On September 14, 1867, a meeting of the Aztec Club was held at Astor House in New York City. Robert Patterson, original member and last president of the Montezuma Society, was given the chair by motion, with Peter V. Hagner as treasurer and George Sykes to serve as acting secretary. At this meeting, practices were established which would make the organization enduring. Officers were elected, an annual meeting was designated, a list of members was printed, and commemorative insignia were ordered, designed, and distributed to members and families of the 65 deceased club members as of the printing. A practice was established that members would elect the club vice-president, elevated to office when the president died or retired. Patterson retained the presidency of the club from 1867 to 1881.

In November 1868, twenty-one years after the cessation of hostilities in Mexico City, Ulysses S. Grant, an original member of the Aztec Club, was elected President of the United States, the second member elected president. The first was Franklin Pierce.

Many of the club's annual meetings had been held at Patterson's Philadelphia, Pennsylvania, home, but, at President Grant's offer, in 1874, the meeting was held at the White House. Patterson's mansion was located on the southwest corner of 13th and Locust Streets. After he died in 1881, the Historical Society of Pennsylvania purchased the mansion as its permanent home. The mansion was demolished between 1905 and 1909, and a new building was dedicated in 1910.

At the annual meeting held at Hotel Bellevue, Philadelphia, on September 14, 1881, Ulysses S. Grant was elected vice president of the Aztec Club, announcing his intention to become its president.

Following the American Civil War, members of the Aztec Club held a series of meetings significant to its long-term survival, resulting in the club's evolution from a purely military society into a hereditary society that exists to this day. Under Robert Patterson's leadership, the club accomplished what few of its contemporaries did—the successful metamorphosis from a military society to a hereditary one. The subtle changes in membership criteria, from the admission of individuals who served in the war in any theater (1871) to successor membership (1875), and, shortly after Patterson's death, the admission of sons of officers disabled or killed in the Mexican War (1881) created the fabric from which hereditary membership was born. The Aztec Club evolved from a society of military comrades to an organization which first included sons of eligible but deceased officers, and eventually (after his death) became an association of lineal descendants. The archives of the Aztec Club are maintained at the U.S. Army Heritage and Education Center, located at United States Army War College at Carlisle, Pennsylvania.

In 1890, by an Act of Congress, members of the Aztec Club and other military societies founded by men "who served in the armies and navies of the United States in the War of the Revolution, the War of 1812, the Mexican War, and the War of the Rebellion, respectively" were thereafter authorized to wear the insignia of the club "upon all occasions of ceremonies by officers and enlisted men of the Army and Navy of the United States who are members of said organizations in their own right."

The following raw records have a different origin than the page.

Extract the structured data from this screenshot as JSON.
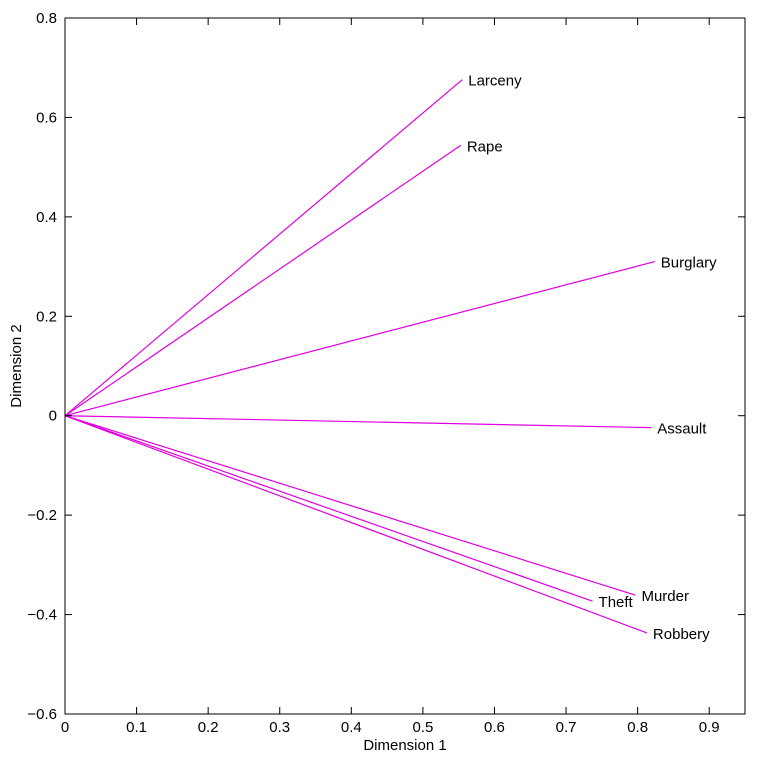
{
  "chart_data": {
    "type": "line",
    "title": "",
    "xlabel": "Dimension 1",
    "ylabel": "Dimension 2",
    "xlim": [
      0,
      0.95
    ],
    "ylim": [
      -0.6,
      0.8
    ],
    "xticks": [
      0,
      0.1,
      0.2,
      0.3,
      0.4,
      0.5,
      0.6,
      0.7,
      0.8,
      0.9
    ],
    "yticks": [
      -0.6,
      -0.4,
      -0.2,
      0,
      0.2,
      0.4,
      0.6,
      0.8
    ],
    "xtick_labels": [
      "0",
      "0.1",
      "0.2",
      "0.3",
      "0.4",
      "0.5",
      "0.6",
      "0.7",
      "0.8",
      "0.9"
    ],
    "ytick_labels": [
      "−0.6",
      "−0.4",
      "−0.2",
      "0",
      "0.2",
      "0.4",
      "0.6",
      "0.8"
    ],
    "grid": false,
    "line_color": "#e000e0",
    "vectors": [
      {
        "label": "Larceny",
        "x": 0.555,
        "y": 0.676
      },
      {
        "label": "Rape",
        "x": 0.553,
        "y": 0.544
      },
      {
        "label": "Burglary",
        "x": 0.824,
        "y": 0.31
      },
      {
        "label": "Assault",
        "x": 0.819,
        "y": -0.024
      },
      {
        "label": "Murder",
        "x": 0.797,
        "y": -0.361
      },
      {
        "label": "Theft",
        "x": 0.737,
        "y": -0.373
      },
      {
        "label": "Robbery",
        "x": 0.813,
        "y": -0.437
      }
    ]
  }
}
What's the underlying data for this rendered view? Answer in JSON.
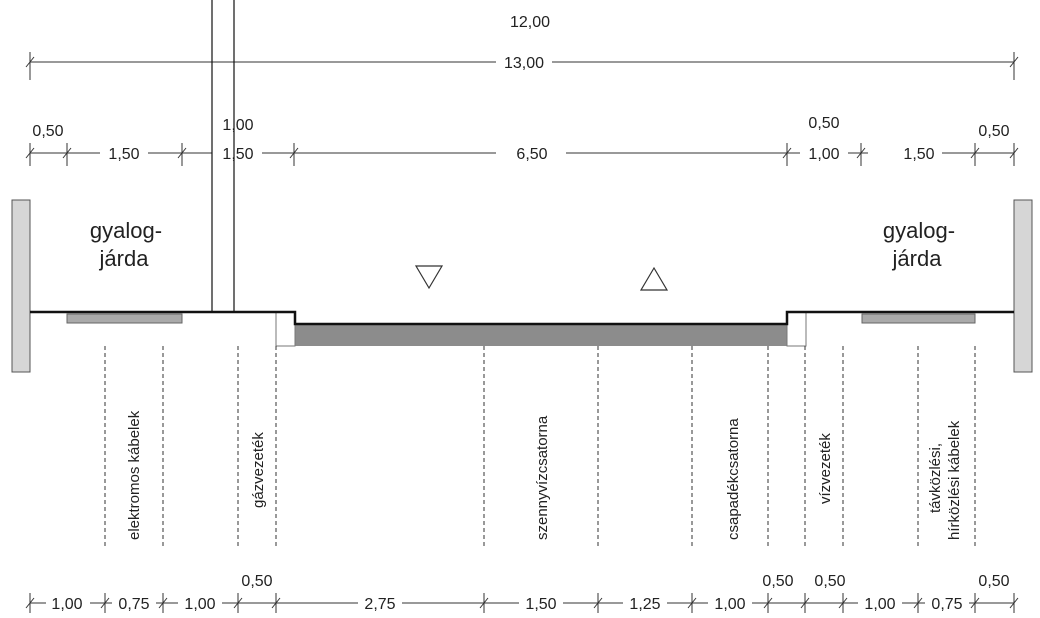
{
  "top_dims": {
    "total_12": "12,00",
    "total_13": "13,00",
    "row2": [
      "0,50",
      "1,50",
      "1,00",
      "1,50",
      "6,50",
      "0,50",
      "1,00",
      "1,50",
      "0,50"
    ]
  },
  "sidewalk": {
    "left": [
      "gyalog-",
      "járda"
    ],
    "right": [
      "gyalog-",
      "járda"
    ]
  },
  "utilities": {
    "elektromos": "elektromos kábelek",
    "gaz": "gázvezeték",
    "szenny": "szennyvízcsatorna",
    "csapadek": "csapadékcsatorna",
    "viz": "vízvezeték",
    "tavkozles": [
      "távközlési,",
      "hírközlési kábelek"
    ]
  },
  "bottom_dims": [
    "1,00",
    "0,75",
    "1,00",
    "0,50",
    "2,75",
    "1,50",
    "1,25",
    "1,00",
    "0,50",
    "0,50",
    "1,00",
    "0,75",
    "0,50"
  ],
  "colors": {
    "road": "#8c8c8c",
    "line": "#111111",
    "cable": "#aaaaaa",
    "wall": "#d6d6d6"
  }
}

Reunions and meetings of the Aztec Club of 1847 have been held annually since 1867. With a current membership of about 425, the Aztec Club's chief goal today is to preserve and disseminate the history of the Mexican–American War.

Commemorating its sesquicentennial, on the morning of October 7, 1997, members of the Aztec Club assembled in Mexico City to embark on a ten-day trip following in near reverse the path that took Winfield Scott and his armies two years to travail. The year prior, when Mexican President Ernesto Zedillo learned of the trip he issued an official invitation to the Aztec Club to visit Chapultepec and committed to attend a formal banquet with the members.

The Aztec Club of 1847 still exists today, maintained by the descendants of the original members. In 2008, the Aztec Club of 1847 filed for trademark protection of its insignia and name which was granted by U. S. Patent and Trademark Office in 2010. The Aztec Club of 1847 is an approved and listed organization of The Hereditary Society Community of the United States of America.